8) Statistical: For the quantitative analysis of immune profiles in the deafferent DRG, the n numbers are not consistent. It is not possible to do a solid statistical test on n=3 vs. n=12 or n=14 so please increase the n for d1 and d3. For an unpaired t-test, the groups should have equal variance. When comparing more than 2 groups a one way ANOVA should be used. Please check your statistical testing for figures that include bar graphs with more than 2 groups (so naive-d1-d3-d7). When mentioning average or median values in the text, please add SD or SEM (in the subsection “The cellular landscape of injured peripheral nerve tissue”, for example).

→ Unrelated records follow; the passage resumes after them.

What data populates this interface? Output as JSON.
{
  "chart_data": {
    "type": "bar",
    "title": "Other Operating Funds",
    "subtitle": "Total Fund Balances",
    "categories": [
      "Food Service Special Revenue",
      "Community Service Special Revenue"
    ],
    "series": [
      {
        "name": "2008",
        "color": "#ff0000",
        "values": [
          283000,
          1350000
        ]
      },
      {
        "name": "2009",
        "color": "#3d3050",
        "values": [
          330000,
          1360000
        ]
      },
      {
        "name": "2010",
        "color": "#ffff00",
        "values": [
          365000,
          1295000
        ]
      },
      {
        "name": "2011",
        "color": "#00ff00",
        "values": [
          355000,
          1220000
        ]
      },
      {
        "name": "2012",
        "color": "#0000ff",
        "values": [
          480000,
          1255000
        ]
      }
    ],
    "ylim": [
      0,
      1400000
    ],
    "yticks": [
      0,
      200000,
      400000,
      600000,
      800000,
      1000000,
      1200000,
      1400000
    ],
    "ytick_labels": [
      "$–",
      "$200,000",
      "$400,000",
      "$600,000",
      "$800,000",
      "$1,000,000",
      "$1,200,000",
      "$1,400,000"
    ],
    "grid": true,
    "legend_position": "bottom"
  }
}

We appreciate the point raided by the reviewer regarding the statistical analysis of flow data of day 1 axotomized DRGs (Figure 2). While we agree with the reviewer that an n = 3 for the day 1 time-point is lower than for all the other time points shown, we did not do additional flow experiments at day 1 because there is no increase in DRG inflammation at day 1. We reached this conclusion based on multiple independent experiments, including bulk RNA-sequencing of naïve and axotomized DRGs, anti-CD11b WB analysis. We discussed this with the reviewing editor and it was concluded that additional flow experiments at day 1 are not necessary to conclude that inflammation in axotomized DRGs is not significantly elevated. Statistical methods for comparing more than 2 groups have been revised.